Comparison

We will be implementing the library ggplot2 which allows us to compare statistics and create a scatter plot of the comparison. The Lahman statistics set contains the necessary information to plot with. The data is taken from the year 2014 and am comparing at bats to homeruns hit.

First, we create the dataframe to work with. The initial plot is simple because it creates a basic scatter plot with at bats on the x-axis and homeruns on the y-axis. EAch point in the first plot represents a professional baseball player who hit a homerun in 2014.

Now, lets add an extra layer. I want to create a line of best fit or regression line to show the type of relationship that these two statistics have. A linear regression was chosen because it seemed to fit best with the scatter plotted.A confidence interval is also added around the regression(a gray outline around the best fit line).

## `geom_smooth()` using formula 'y ~ x'

Additional Components

Lets add more components to the ggplot function. Color is going to be added to represent to two different leagues in major league baseball. The American League will be represented in red and national league in blue. I also changed the color of the regression line to make it easier to notice.

Instead of representing each of the scatter points in either of the two leagues, lets make one for every MLB team. This information is retrieved from the Lahman data set.

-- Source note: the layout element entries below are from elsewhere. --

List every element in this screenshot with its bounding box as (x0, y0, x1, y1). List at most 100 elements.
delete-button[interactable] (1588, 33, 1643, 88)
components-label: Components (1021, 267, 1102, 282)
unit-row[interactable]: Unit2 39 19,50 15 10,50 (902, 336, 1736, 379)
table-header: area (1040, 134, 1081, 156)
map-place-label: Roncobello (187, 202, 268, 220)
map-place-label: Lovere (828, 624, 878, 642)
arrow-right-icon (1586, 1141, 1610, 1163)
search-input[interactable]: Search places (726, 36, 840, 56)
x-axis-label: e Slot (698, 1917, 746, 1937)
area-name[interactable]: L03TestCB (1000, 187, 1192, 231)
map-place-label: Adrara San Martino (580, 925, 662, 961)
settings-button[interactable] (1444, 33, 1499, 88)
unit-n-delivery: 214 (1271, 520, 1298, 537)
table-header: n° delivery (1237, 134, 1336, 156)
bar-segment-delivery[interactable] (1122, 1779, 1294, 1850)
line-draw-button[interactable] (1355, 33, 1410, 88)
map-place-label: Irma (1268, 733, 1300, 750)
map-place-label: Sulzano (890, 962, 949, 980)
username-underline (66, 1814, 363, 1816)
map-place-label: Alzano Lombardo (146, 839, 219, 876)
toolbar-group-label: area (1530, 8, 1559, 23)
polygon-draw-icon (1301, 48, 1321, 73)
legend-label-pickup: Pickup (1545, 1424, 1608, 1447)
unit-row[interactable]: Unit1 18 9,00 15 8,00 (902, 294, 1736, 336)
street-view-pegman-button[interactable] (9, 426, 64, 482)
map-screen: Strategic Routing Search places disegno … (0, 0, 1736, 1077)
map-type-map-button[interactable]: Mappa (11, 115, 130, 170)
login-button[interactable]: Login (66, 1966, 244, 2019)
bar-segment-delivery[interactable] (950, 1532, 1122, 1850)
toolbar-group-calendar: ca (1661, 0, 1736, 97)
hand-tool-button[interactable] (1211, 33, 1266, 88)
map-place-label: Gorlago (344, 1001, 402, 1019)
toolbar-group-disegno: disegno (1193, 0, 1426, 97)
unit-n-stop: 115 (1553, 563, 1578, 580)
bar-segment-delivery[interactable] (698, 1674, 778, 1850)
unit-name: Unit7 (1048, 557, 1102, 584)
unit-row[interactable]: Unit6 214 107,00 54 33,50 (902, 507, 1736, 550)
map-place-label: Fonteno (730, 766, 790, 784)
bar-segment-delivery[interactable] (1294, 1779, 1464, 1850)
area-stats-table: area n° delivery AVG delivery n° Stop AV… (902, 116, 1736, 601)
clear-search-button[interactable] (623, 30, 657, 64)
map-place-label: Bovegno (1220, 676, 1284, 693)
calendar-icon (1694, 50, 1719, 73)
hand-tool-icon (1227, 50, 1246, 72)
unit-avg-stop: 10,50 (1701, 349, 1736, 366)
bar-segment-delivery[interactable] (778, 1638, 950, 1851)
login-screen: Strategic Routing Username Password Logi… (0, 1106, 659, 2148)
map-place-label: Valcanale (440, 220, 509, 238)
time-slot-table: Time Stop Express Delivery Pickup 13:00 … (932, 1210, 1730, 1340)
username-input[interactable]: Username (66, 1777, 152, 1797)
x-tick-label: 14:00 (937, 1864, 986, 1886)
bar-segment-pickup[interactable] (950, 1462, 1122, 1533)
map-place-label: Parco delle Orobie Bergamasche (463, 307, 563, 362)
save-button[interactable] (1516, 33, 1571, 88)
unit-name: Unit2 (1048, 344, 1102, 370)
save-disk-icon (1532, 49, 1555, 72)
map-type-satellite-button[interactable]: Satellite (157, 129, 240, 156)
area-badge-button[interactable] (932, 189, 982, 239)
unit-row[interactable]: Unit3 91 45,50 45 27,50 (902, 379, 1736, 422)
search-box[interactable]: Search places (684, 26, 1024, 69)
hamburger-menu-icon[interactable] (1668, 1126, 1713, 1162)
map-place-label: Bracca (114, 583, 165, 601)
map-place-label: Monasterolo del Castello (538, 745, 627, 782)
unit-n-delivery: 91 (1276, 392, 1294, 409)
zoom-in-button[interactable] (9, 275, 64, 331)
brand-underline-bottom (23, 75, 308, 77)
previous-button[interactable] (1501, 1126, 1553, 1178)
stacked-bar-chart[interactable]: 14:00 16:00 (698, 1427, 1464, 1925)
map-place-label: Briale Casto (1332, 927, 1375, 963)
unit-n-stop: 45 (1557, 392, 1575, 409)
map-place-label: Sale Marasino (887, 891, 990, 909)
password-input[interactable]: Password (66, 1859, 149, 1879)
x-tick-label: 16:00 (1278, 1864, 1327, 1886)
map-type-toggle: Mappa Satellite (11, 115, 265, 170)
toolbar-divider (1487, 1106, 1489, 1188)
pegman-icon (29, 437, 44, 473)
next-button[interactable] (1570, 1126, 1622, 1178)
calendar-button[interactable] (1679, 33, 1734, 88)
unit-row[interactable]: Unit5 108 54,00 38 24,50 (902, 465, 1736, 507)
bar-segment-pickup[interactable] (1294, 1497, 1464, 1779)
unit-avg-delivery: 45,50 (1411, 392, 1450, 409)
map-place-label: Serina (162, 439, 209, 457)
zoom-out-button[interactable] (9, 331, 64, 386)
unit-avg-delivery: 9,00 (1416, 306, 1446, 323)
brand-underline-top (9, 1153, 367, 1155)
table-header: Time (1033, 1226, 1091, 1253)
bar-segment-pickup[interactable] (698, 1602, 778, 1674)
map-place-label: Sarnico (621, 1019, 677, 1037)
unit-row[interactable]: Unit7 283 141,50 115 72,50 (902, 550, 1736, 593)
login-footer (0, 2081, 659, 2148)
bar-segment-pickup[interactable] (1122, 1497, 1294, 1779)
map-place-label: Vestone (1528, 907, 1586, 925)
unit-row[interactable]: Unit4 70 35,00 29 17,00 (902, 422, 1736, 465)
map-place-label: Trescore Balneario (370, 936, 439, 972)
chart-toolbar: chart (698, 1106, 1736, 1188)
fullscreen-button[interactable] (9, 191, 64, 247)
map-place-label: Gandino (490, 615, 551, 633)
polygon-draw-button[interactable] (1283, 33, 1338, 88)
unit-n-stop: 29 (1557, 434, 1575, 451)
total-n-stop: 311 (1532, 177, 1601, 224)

## `geom_smooth()` using formula 'y ~ x'

## `geom_smooth()` using formula 'y ~ x'

Although it is interesting to see all 30 teams be represented, there is an information overload and it is difficult to differentiate between all the teams. Lets make more scatter plot that is easier to read but still outputs the same information

## `summarise()` ungrouping output (override with `.groups` argument)
## `geom_smooth()` using formula 'y ~ x'

The new scatter plot is homeruns vs at-bats for the entire team, instead of individual players. This is a way more interesting statistic since there are less teams to compare. Now the scatter plot is way less messy and it is easier to determine the teams. The only issue is some of the colors look very similar, but we can easily see outliers as well as the new line of regression (with a confidence interval).